2. Take a moment to think of the consequences.
Eating the wrong kinds of foods can definitely carry some short-term physical consequences (e.g., sugar rush/crash, bloating, indigestion, pimples, etc.), but the long-term effects of a poor diet can be even more harmful.
Is eating the next sugar-rich or fat-laden food really worth putting yourself at a greater risk of developing high blood pressure or heart disease down the road? And besides the potential physical health consequences, do you really want to reinforce those self-defeating feelings of guilt, frustration or even hopelessness after giving into a craving all over again?
If you work on painting strong mental picture of the negative consequences of eating unhealthy foods, you'll eventually become convinced that it's just not worth it.
3. Make yourself accountable to someone.
Isolation has the tendency to skew your judgment. If the only voice you're hearing is your own, it can be easy to justify any number of self-defeating behaviors. Becoming accountable to someone can inject a good dose of motivation into your dieting journey, and keep you on your toes as well.
Enlist the help of a personal trainer who can give you solid advice regarding the best type of eating plan for your particular weight loss goals. Your personal trainer will be able to keep you sharp when you're beginning to drift, and help you avoid the many pitfalls that have the potential to derail your progress. Simply put, you'll be much more motivated to stick to a disciplined diet when you have someone to hold you accountable.
4. Put off any "cheating" for just one more day.
Whenever you start a new diet, it's almost guaranteed that you'll be tempted to cheat sometime during the process. Instead of thinking "Wow, I'm going to have to fight these food temptations for the next three months," don't even think that far ahead; simply resolve to put off cheating for just one more day.

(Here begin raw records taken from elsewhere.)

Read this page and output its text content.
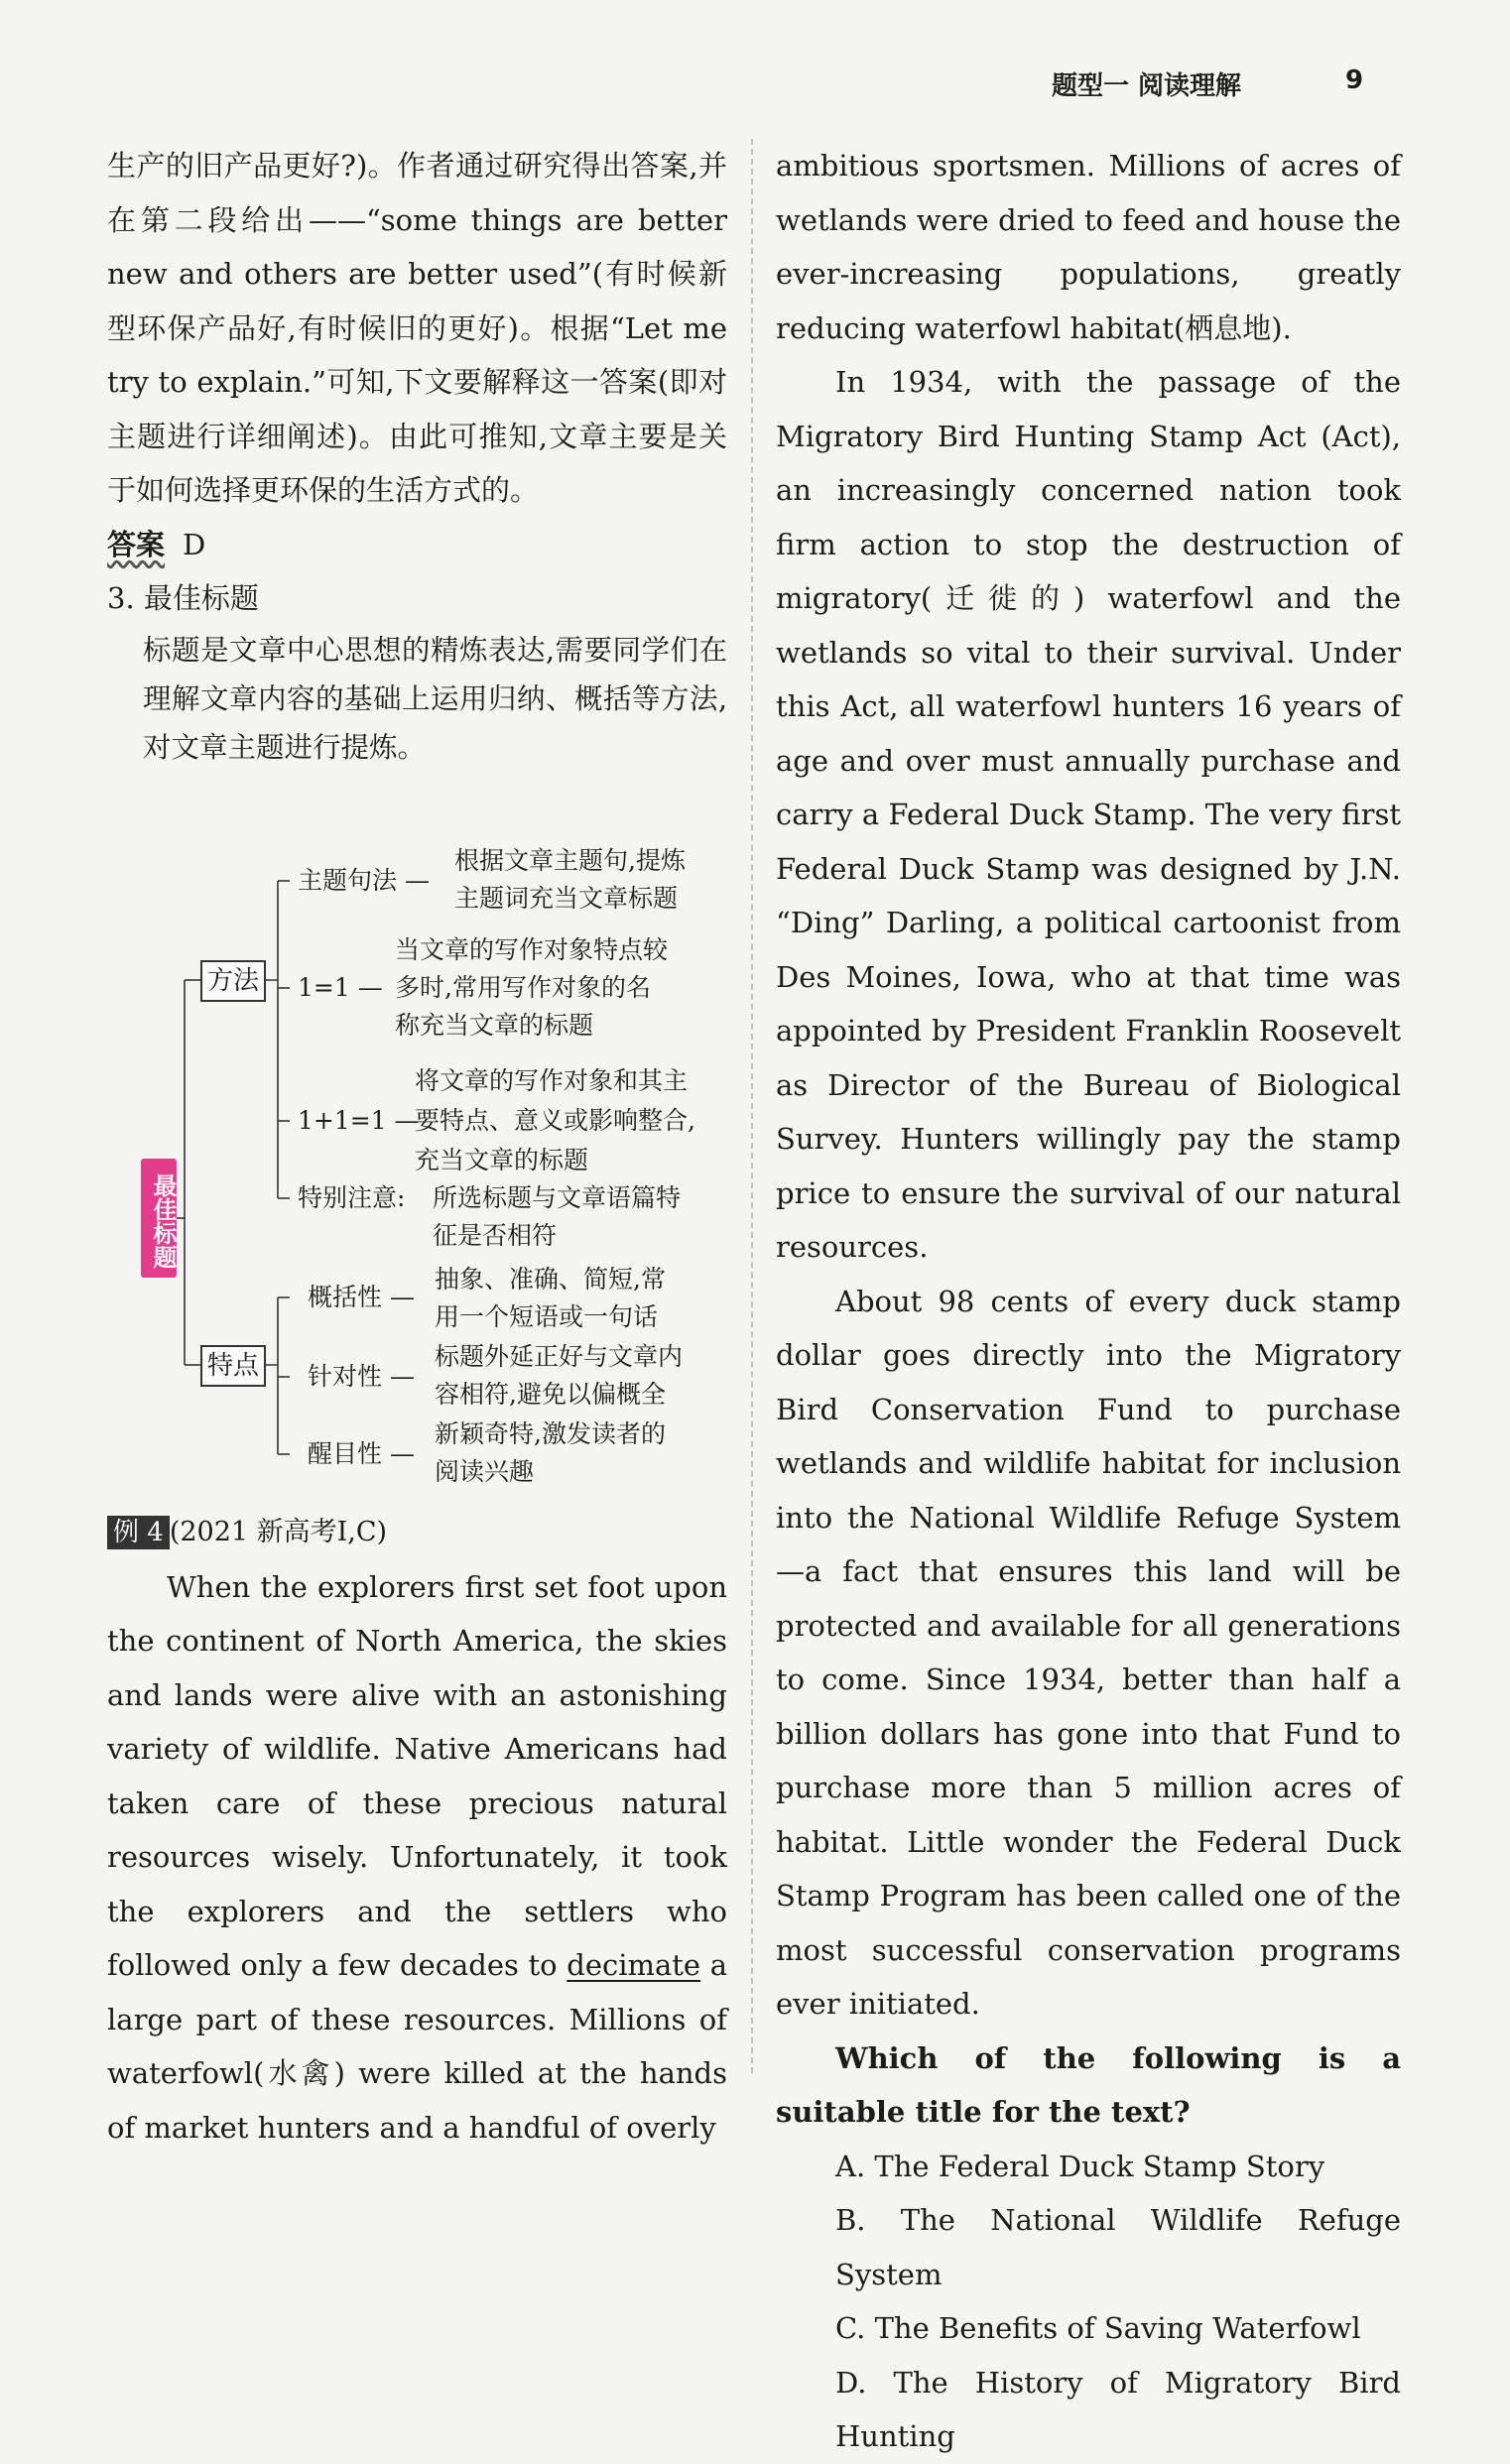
题型一 阅读理解	9

生产的旧产品更好?)。作者通过研究得出答案,并在第二段给出——“some things are better new and others are better used”(有时候新型环保产品好,有时候旧的更好)。根据“Let me try to explain.”可知,下文要解释这一答案(即对主题进行详细阐述)。由此可推知,文章主要是关于如何选择更环保的生活方式的。

答案 D

3. 最佳标题

标题是文章中心思想的精炼表达,需要同学们在理解文章内容的基础上运用归纳、概括等方法,对文章主题进行提炼。

最佳标题
方法
特点
主题句法 —
根据文章主题句,提炼
主题词充当文章标题
当文章的写作对象特点较
1=1 — 多时,常用写作对象的名
称充当文章的标题
将文章的写作对象和其主
1+1=1 —
要特点、意义或影响整合,
充当文章的标题
特别注意: 所选标题与文章语篇特
征是否相符
概括性 —
抽象、准确、简短,常
用一个短语或一句话
针对性 —
标题外延正好与文章内
容相符,避免以偏概全
醒目性 —
新颖奇特,激发读者的
阅读兴趣

例 4 (2021 新高考Ⅰ,C)

When the explorers first set foot upon the continent of North America, the skies and lands were alive with an astonishing variety of wildlife. Native Americans had taken care of these precious natural resources wisely. Unfortunately, it took the explorers and the settlers who followed only a few decades to decimate a large part of these resources. Millions of waterfowl(水禽) were killed at the hands of market hunters and a handful of overly

ambitious sportsmen. Millions of acres of wetlands were dried to feed and house the ever-increasing populations, greatly reducing waterfowl habitat(栖息地).

In 1934, with the passage of the Migratory Bird Hunting Stamp Act (Act), an increasingly concerned nation took firm action to stop the destruction of migratory(迁徙的) waterfowl and the wetlands so vital to their survival. Under this Act, all waterfowl hunters 16 years of age and over must annually purchase and carry a Federal Duck Stamp. The very first Federal Duck Stamp was designed by J.N. “Ding” Darling, a political cartoonist from Des Moines, Iowa, who at that time was appointed by President Franklin Roosevelt as Director of the Bureau of Biological Survey. Hunters willingly pay the stamp price to ensure the survival of our natural resources.

About 98 cents of every duck stamp dollar goes directly into the Migratory Bird Conservation Fund to purchase wetlands and wildlife habitat for inclusion into the National Wildlife Refuge System—a fact that ensures this land will be protected and available for all generations to come. Since 1934, better than half a billion dollars has gone into that Fund to purchase more than 5 million acres of habitat. Little wonder the Federal Duck Stamp Program has been called one of the most successful conservation programs ever initiated.

Which of the following is a suitable title for the text?

A. The Federal Duck Stamp Story

B. The National Wildlife Refuge System

C. The Benefits of Saving Waterfowl

D. The History of Migratory Bird Hunting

Don't make any promises about what you may or may not do next week, or even in the next two days; just make up your mind to postpone eating that doughnut for just 24 more hours.
If that still seems too tough, try putting it off for just one hour. Once you get to the end of that hour, try going for another hour. You can abstain from practically anything for one hour, right? Using this method of "strategic procrastination" will help you ease the pressure of the immediate moment, and build a greater sense of self-discipline that will work to your advantage over time.
Keep in mind that developing diet discipline is a process, not at instantaneous event. Remember to be patient with yourself, and if you happen to stumble along the way, resolve to learn from your mistakes without beating yourself up.